P. As grandes empresas de tecnologia alimentaram a desigualdade?
R. Certamente temos uma crise global de desigualdade. Nos Estados Unidos, há muitos bilionários e o salário real dos trabalhadores caiu. Existe uma enorme fissura se compararmos a parte superior e a inferior. As empresas de tecnologia têm a capacidade de aumentar a distância entre o mundo rico e o pobre. Mas não acredito que isso sempre tenha que ser assim. As novas tecnologias, incluindo as digitais, podem ser um motor de crescimento na Indonésia, Índia, Vietnam, Turquia, México. Poderiam ajudar a fechar a distância entre o norte global e o sul global. Mas para isso precisamos que se dirijam a aumentar a produtividade, a diversidade e a elevação do conhecimento dos trabalhadores nessas nações. Devem ser ferramentas em suas mãos.
P. “Repensar o capitalismo”. Esta é uma das frases que marca a nossa era.

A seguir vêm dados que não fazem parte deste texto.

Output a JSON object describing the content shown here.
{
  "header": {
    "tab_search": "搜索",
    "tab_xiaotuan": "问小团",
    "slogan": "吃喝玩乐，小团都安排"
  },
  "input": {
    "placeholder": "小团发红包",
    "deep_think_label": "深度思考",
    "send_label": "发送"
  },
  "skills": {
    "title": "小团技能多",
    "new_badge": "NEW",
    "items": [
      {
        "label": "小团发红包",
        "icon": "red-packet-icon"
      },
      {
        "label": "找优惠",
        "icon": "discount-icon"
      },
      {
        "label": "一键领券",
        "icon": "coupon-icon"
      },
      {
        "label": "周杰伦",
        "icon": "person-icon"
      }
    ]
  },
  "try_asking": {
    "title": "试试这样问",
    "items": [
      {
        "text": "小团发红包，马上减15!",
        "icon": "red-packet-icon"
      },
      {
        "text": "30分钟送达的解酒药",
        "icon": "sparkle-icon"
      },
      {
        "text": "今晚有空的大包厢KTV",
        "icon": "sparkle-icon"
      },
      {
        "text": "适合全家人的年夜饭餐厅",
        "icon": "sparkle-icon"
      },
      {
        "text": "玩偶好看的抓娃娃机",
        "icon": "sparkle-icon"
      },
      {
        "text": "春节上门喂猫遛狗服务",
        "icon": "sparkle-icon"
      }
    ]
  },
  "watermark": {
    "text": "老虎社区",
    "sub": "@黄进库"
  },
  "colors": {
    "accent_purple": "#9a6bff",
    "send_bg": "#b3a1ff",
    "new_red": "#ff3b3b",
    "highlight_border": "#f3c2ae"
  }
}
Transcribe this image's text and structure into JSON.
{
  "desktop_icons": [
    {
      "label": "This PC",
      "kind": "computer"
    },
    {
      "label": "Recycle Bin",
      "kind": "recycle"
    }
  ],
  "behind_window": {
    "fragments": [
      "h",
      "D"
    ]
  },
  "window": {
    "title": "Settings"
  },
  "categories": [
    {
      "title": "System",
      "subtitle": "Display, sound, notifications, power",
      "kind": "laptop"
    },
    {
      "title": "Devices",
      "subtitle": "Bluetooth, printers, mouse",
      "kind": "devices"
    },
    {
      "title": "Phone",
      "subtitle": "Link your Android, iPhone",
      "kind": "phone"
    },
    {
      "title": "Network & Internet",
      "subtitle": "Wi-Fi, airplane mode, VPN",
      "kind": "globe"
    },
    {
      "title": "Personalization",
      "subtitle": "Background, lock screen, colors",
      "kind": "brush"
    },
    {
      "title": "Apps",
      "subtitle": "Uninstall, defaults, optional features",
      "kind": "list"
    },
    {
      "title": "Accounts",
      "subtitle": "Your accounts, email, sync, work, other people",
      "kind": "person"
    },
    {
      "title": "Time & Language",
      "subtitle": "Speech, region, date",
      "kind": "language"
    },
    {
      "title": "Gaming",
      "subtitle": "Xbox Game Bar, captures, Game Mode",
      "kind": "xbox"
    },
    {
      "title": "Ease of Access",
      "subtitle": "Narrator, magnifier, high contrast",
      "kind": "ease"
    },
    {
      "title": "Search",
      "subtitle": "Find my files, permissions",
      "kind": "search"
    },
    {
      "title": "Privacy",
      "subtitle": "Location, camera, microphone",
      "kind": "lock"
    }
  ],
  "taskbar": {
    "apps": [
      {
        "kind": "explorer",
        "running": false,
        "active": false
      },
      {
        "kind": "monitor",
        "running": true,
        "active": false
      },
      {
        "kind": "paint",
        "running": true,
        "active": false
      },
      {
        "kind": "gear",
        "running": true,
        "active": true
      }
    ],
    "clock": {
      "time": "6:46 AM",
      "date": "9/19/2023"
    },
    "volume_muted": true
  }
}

R. Capitalismo é um termo que não uso porque significa coisas muito diferentes, dependendo da pessoa com quem você fala. O capitalismo dos Estados Unidos é bastante distinto do da Suécia. No que concordo é na necessidade de repensar o mercado. Qualquer sistema que siga os padrões da Coreia do Norte ou da antiga União Soviética vai fracassar miseravelmente. Mas precisamos repensá-lo porque o mercado sem a regulação apropriada também não funciona. Para mim, expressões melhores seriam: “Repensar a economia de mercado” ou “repensar o futuro da prosperidade”.